The Marriage Allowance enables those eligible to transfer £1,260 of the lower earner’s annual tax-free Personal Allowance to their spouse or civil partner, creating a tax saving of up to £252 per year.

Inheritance tax exemptions and reliefs

Unmarried couples can pass on assets valued up to £325,000 tax-free upon death (the inheritance tax nil-rate band), but anything above this is potentially subject to 40% inheritance tax.

It is important to note that the inheritance tax bill will have to be settled before probate is granted and the surviving partner may not have the assets outside of the conjugal home to pay this tax liability. So, if a partner is left a share of their jointly owned house that far exceeds this value, they could end up having to sell it to pay the tax – an unwelcome prospect at a time of bereavement.

However, a deceased spouse or civil partner can pass an estate of any worth to the surviving spouse without immediate tax consequences. Furthermore, any inheritance tax nil-rate band that is unused by the deceased can be passed on to the spouse for their use in the future – creating a potential nil-rate band of £650,000 for the survivor.
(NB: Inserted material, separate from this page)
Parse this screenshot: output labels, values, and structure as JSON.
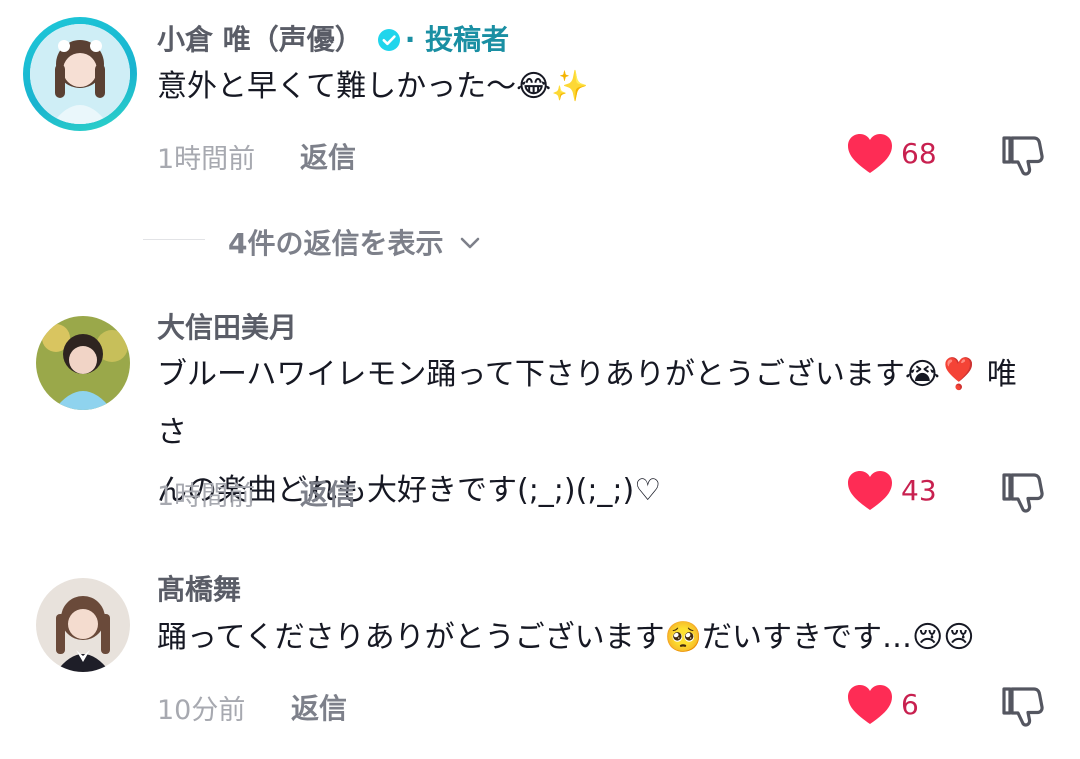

Furthermore, the Residence Nil Rate Band (RNRB) can also be passed between married spouses to enable them to potentially claim a further inheritance tax exemption on the value of the family home, enabling married couples to pass on greater amounts of assets tax efficiently where there are children. This means that a married couple could potentially pass on an estate of up to £1m tax-free.

Marriage also has potential benefits when it comes to making gifts to your loved one during your lifetime. Where an individual makes a gift of capital or assets to another individual, over the value of their £3,000 annual gift allowance, during their lifetime, it may be classed as a Potentially Exempt Transfer (PET) and, should death occur within seven years from the date of the gift, the beneficiary may be liable to inheritance tax.

However, gifts between spouses or civil partners are not PETs – they are ignored for inheritance tax purposes altogether.  Also, a married couple can gift to others up to £6,000 per annum without the gifts being considered as a PET.

As only very rarely are income and savings split equally between spouses, the Government allows a surviving spouse to effectively inherit the ISA savings of their deceased partner and maintain their tax-efficient ISA status.

The surviving partner will receive an extra ISA allowance known as an additional permitted subscription. This is equal to the value of the deceased’s ISA holdings at the date of death and is in addition to the surviving person’s own annual ISA allowance. This is not permitted between any other individuals.